Bramwell Tovey, the VSO’s conductor (some will recall he directed the ASO in 1999), is quoted as saying: “I can tell you we’re not looking to build something phallic, we’re looking to build something that’s a wonderful natural acoustical space. And because of that reason we can embrace the underground concept quite easily.”

This Vancouver proposal has stalled, though, as a result of years of delays in relocating the art gallery – which has to happen before any ground is dug. So that would leave Adelaide as going it alone for now in the underground music stakes.

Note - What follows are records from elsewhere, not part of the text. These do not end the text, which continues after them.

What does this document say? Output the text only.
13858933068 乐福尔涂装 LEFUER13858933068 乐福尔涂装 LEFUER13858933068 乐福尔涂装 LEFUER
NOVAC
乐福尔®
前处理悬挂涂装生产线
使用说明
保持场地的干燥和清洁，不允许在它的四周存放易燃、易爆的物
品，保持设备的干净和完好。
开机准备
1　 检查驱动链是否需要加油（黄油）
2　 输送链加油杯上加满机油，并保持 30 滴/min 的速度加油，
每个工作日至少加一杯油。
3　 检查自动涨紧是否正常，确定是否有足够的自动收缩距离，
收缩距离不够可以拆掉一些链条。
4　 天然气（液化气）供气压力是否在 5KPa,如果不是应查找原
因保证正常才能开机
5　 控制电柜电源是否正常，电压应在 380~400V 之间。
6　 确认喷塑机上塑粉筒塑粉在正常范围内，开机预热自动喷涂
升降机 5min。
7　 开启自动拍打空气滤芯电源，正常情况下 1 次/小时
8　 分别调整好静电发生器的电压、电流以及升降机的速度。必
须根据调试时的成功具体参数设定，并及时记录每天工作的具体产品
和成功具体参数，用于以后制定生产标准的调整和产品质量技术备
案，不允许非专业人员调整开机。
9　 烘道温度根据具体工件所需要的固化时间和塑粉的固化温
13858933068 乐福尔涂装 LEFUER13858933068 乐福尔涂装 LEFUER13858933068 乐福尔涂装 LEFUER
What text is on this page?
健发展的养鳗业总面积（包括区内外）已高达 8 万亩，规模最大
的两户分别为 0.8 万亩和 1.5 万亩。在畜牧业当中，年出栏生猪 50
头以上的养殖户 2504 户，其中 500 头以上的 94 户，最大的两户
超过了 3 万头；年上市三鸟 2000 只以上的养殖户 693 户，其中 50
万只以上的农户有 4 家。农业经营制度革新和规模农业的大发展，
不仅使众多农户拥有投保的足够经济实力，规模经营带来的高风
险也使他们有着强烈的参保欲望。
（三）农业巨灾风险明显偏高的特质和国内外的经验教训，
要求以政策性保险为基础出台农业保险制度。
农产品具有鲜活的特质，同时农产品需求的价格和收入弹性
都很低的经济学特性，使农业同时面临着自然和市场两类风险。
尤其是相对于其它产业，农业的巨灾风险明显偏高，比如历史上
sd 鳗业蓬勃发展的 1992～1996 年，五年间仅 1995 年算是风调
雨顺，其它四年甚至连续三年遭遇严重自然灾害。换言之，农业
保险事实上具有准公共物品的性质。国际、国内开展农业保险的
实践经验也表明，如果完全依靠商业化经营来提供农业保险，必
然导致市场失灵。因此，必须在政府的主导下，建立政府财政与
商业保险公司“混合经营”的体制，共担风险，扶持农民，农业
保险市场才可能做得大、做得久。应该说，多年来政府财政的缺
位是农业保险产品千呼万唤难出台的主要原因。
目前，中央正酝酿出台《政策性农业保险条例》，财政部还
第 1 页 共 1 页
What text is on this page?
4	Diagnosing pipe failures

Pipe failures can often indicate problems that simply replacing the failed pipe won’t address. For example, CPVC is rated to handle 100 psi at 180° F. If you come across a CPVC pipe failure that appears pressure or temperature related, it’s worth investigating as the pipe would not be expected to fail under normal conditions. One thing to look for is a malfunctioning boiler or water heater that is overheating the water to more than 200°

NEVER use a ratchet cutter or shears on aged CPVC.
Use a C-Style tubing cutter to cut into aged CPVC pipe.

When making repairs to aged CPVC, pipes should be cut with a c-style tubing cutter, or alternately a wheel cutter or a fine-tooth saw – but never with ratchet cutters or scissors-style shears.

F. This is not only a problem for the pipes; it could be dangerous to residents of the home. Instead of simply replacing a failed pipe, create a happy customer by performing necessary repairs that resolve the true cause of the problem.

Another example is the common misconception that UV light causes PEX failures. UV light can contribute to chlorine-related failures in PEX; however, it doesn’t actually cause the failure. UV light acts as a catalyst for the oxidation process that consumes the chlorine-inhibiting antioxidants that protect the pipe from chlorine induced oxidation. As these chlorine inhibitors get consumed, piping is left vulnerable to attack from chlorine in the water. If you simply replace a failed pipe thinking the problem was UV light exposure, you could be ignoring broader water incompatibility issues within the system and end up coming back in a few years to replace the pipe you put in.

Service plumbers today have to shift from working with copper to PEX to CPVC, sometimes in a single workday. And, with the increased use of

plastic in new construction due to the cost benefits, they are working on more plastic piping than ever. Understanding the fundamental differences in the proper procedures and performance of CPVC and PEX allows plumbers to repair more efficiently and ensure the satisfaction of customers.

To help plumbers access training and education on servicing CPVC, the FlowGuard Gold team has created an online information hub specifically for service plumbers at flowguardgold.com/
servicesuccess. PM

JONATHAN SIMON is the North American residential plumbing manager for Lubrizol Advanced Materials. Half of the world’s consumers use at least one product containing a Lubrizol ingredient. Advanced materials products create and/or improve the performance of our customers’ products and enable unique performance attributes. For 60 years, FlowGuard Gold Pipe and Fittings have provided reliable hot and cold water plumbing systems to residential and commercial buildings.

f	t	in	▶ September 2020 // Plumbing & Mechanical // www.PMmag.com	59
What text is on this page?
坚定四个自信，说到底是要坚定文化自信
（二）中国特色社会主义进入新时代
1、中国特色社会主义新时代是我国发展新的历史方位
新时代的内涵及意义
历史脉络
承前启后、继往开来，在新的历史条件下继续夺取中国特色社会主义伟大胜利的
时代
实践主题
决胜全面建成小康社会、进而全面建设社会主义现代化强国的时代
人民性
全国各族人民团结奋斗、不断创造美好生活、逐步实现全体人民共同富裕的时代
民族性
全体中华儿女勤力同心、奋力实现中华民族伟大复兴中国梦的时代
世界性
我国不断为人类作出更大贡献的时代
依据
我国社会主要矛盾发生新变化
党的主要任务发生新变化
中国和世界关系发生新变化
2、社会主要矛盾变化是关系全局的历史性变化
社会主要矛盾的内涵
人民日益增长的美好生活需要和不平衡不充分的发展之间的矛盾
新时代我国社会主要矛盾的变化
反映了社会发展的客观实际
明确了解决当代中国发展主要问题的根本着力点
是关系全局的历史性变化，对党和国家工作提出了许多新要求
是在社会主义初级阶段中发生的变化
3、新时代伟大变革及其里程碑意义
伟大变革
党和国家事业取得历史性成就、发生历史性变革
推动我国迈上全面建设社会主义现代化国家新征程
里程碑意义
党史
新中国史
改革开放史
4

Perhaps it suits. Already we have an Entertainment Centre that feels like a giant characterless basement. And ‘Trenance’, a unique sprawling former Bonython homestead in the Bugle Ranges near Mount Barker, used to hold classical concerts in its extraordinary 240 square meter nuclear bomb shelter.

Except no, this idea is unedifying. A bunker mentality is not for this City of Light. Here is a chance for Australian architects to flex their muscles and create something memorable not another office building, commercial tower or hotel, but a civic building worth celebrating.

Many will lament how the State Government rejected a proposal from the ASO Board in 2011 to commission international architect Frank Gehry to design a concert hall for Adelaide – he created Los Angeles’ stunning Walt Disney Concert Hall with a gleaming skin of curvy metal. A building like that would instantly become one of Adelaide’s foremost cultural destinations.

Another wow building that could raise our sights is Reykjavik’s ultra-modern Harpa Concert Hall, home of the Iceland Symphony Orchestra. Or there’s the incredible arch-shaped Auditorio de Tenerife in the Canary Islands, and Beijing’s recently finished titanium and glass covered ‘Giant Egg’, the National Centre for the Performing Arts. Like the Sydney Opera House, all these buildings make statements about their respective cities and give visibility to their musical culture. A hole in the ground does not.

Classical music being sent underground – yes, it has a certain ring to it. The darkest moments of a Mahler symphony might feel at home down there in the cavernous old RAH. It might also be the perfect venue for Orpheus in the Underworld, or perhaps Bernard Herrmann’s filmscore for Journey to the Centre of the Earth. But let’s just imagine that wonderful moment in Haydn’s Creation when the choir cry out ‘Let there be light!’ and the orchestra lets forth with a blazing C major chord. It would not be the same.